When business is booming, it's hard to think about an exit strategy. It's all you can do to keep up with up with your overflowing task list as you scramble to scale and grow your business. Now imagine that streak continuing for 100 years. You are bound to a get a little comfortable with the status quo and you may even begin to overlook signs that you are losing market share.
So, how does a business owner avoid the same fate as Sears?
1. Do A Sweet Spot Analysis Every Quarter
When business is good, you are on top of the world. But there are always areas that you can improve upon or eliminate from your business plan altogether if they aren't productive. Every quarter sit down with your executive team and perform a sweet spot analysis of your business. Begin by identifying problem areas that need addressing and then brainstorm ways to address those issues.
Next, run your brainstormed list of potential tactics through two filters: the "Low-Hanging Fruit" filter and the "Home Run" filter.
A Low-Hanging Fruit is an easy, straightforward idea that you're almost certain will work. While it may or may not have a big impact, it is simple to implement and you have a very high level of confidence that it will work.

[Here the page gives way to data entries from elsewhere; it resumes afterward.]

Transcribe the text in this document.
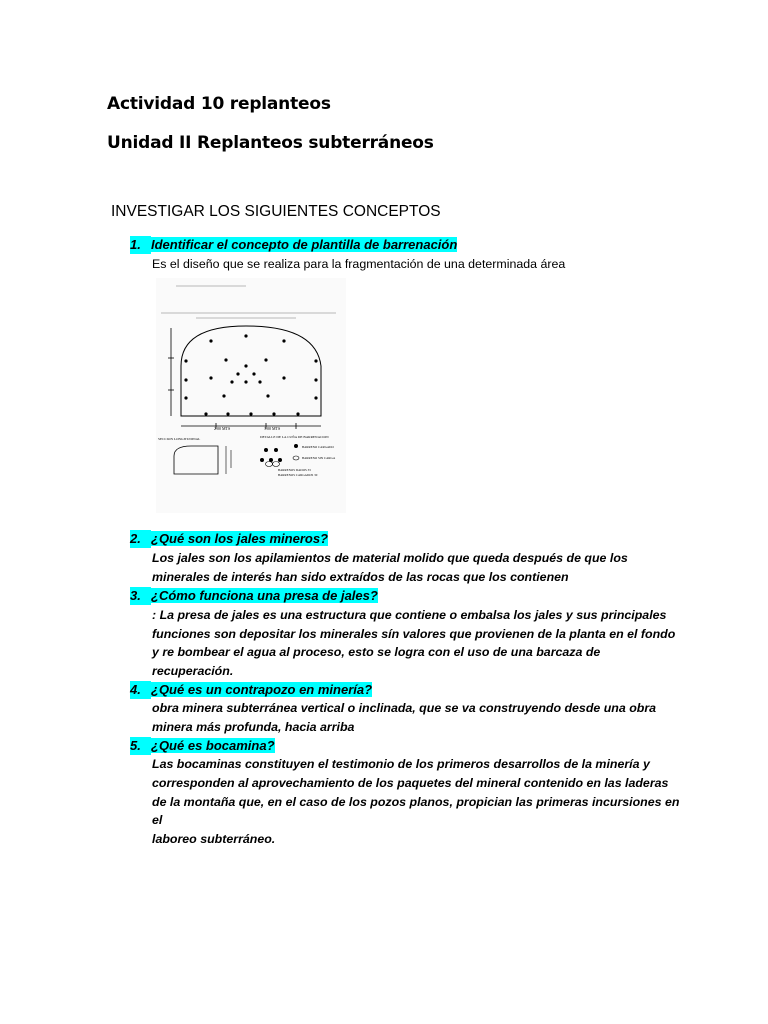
Actividad 10 replanteos
Unidad II Replanteos subterráneos
INVESTIGAR LOS SIGUIENTES CONCEPTOS
1. Identificar el concepto de plantilla de barrenación
Es el diseño que se realiza para la fragmentación de una determinada área
2.00 MTS	1.00 MTS
SECCION LONGITUDINAL	DETALLE DE LA CUÑA DE BARRENACION
BARRENO CARGADO
BARRENO SIN CARGA
BARRENOS DADOS 33
BARRENOS CARGADOS 30
2. ¿Qué son los jales mineros?
Los jales son los apilamientos de material molido que queda después de que los
minerales de interés han sido extraídos de las rocas que los contienen
3. ¿Cómo funciona una presa de jales?
: La presa de jales es una estructura que contiene o embalsa los jales y sus principales
funciones son depositar los minerales sín valores que provienen de la planta en el fondo
y re bombear el agua al proceso, esto se logra con el uso de una barcaza de
recuperación.
4. ¿Qué es un contrapozo en minería?
obra minera subterránea vertical o inclinada, que se va construyendo desde una obra
minera más profunda, hacia arriba
5. ¿Qué es bocamina?
Las bocaminas constituyen el testimonio de los primeros desarrollos de la minería y
corresponden al aprovechamiento de los paquetes del mineral contenido en las laderas
de la montaña que, en el caso de los pozos planos, propician las primeras incursiones en
el
laboreo subterráneo.
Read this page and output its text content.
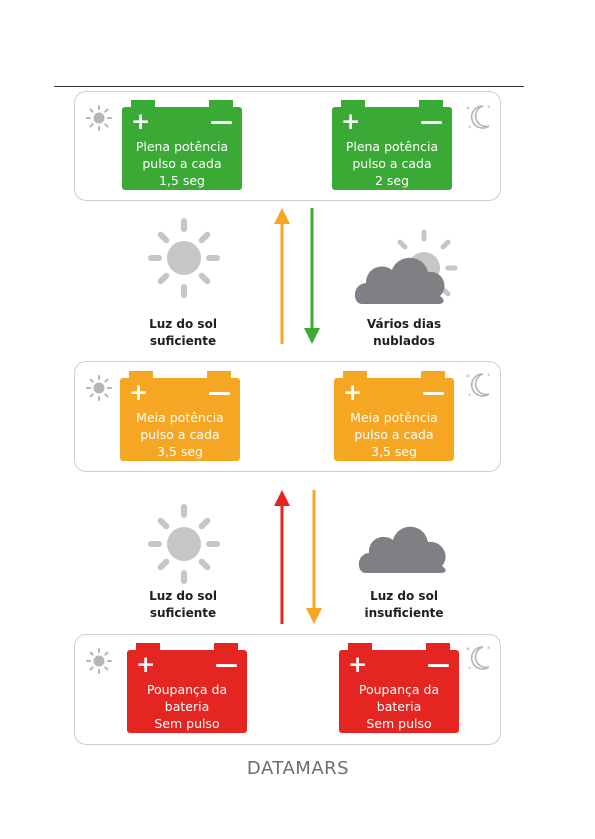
+	—
Plena potência
pulso a cada
1,5 seg
+	—
Plena potência
pulso a cada
2 seg
* *
*
Luz do sol
suficiente
Vários dias
nublados
+	—
Meia potência
pulso a cada
3,5 seg
+	—
Meia potência
pulso a cada
3,5 seg
* *
*
Luz do sol
suficiente
Luz do sol
insuficiente
+	—
Poupança da
bateria
Sem pulso
+	—
Poupança da
bateria
Sem pulso
* *
*
DATAMARS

A Home Run, on the other hand, is an opportunity that if you hit it well and all goes just right, has a huge payoff for your business.
Go through each brainstormed idea on the list and ask, "Is this tactic a Low-Hanging Fruit?" If it is, check the box next to it with "LH" for Low-Hanging Fruit.
Then in a second, separate pass, go through your list of brainstormed ideas and ask of each item in turn, "Is this tactic a Home Run?" If it is, mark it with "HR" for Home Run.
What you're looking for are those tactics that are both Low-Hanging Fruit and Home Runs; these are your Sweet Spot ideas, the highest leverage choices to push back your Limiting Factor.
By keeping your finger on the pulse of your business, you should have a better understanding of the health and future of your market moving forward.
Over the last 20 years, Sears began to realize that they were losing market share rapidly and began closing stores and selling off assets in an attempt to stay afloat. While this resulted in a sudden influx in cash, a better method would have been to feed their winners and starve their losers in a more controlled manner.
In your own business you must be able to track performance of each and every dollar you spend, whether it be for marketing, locations, salaries, etc.
Why? Because one of the fastest ways to boost cash flow is to immediately redirect money from your lowest performers to your top 10-20 percent performers. By doing this you will be able to get the most "bang for your buck" for marketing spend, focus on top selling products or grow areas of the company that are successful while others are failing.
Sears lead the way for the current retail environment as we know it, and it is sad to see the iconic brand head to bankruptcy court. But we can all learn a lesson from how the mighty giants have fallen in the past few years, and help safeguard our own businesses from similar fates.